The Small and Medium Entrepreneur program - Stret Pasin Stoa - is funded by the government through the National Development Bank which lends money to people who wish to start a business.
"Government is now putting money into commercial banks so that people can borrow and go into business," O'Neill said at the opening of a convenience shop in Port Moresby.
"When credit becomes affordable more businesses can move forward.
"Our government has put close to a hundred plus million kina into the NDB for people to borrow and start up businesses."
He also said that he would like to see more Papua New Guineans participate in the SME sector and hopes their number will increase with government help.
"We need more Papua New Guineans to operate their own businesses, who can then employ more people and make an even greater contribution to communities around the nation," he said.

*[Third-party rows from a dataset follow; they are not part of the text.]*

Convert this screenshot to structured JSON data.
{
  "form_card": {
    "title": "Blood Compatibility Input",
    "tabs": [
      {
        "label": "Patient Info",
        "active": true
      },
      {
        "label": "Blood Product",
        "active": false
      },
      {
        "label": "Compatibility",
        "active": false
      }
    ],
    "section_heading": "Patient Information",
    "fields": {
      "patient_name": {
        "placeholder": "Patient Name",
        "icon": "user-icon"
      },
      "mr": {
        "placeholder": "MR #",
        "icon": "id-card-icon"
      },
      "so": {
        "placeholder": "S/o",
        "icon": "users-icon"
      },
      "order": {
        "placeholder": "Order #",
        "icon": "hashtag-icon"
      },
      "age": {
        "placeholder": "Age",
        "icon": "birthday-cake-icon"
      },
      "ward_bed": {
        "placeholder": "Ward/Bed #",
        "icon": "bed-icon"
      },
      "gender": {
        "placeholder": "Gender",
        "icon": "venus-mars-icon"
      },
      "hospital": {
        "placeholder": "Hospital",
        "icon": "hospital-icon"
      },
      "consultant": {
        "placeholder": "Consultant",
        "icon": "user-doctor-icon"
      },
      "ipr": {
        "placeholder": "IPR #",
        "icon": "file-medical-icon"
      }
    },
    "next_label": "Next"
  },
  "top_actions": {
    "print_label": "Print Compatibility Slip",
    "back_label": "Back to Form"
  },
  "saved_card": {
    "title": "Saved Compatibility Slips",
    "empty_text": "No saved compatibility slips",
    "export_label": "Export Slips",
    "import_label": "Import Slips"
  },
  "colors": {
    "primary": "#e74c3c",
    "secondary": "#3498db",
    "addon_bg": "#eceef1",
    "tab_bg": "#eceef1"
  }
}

"So in the next four to five years, the challenge for the government, NDB, Minister for Commerce and Trade and other government ministers, is to help Papua New Guineans to make use of these opportunities and get into business."
Despite the well-meaning and enthusiastic support, PNG Today reported NDB CEO Des Yaninen saying that only 10 applications were successful from 5000 loan submissions.
While commending the bank for its efforts, O'Neill said getting more people owning and operating their own business is a challenge for the government, but would prove beneficial in the long term.
"This is so that Papua New Guineans do not expect hand-outs but go the bank, borrow, work hard and repay at an affordable rate," he said.
Part of the government's initiative to foster the SME sector is to lockout foreign ownership of small and medium businesses, and ‘reserving space' for locals according to Trade, Commerce and Industry Minister Richard Maru.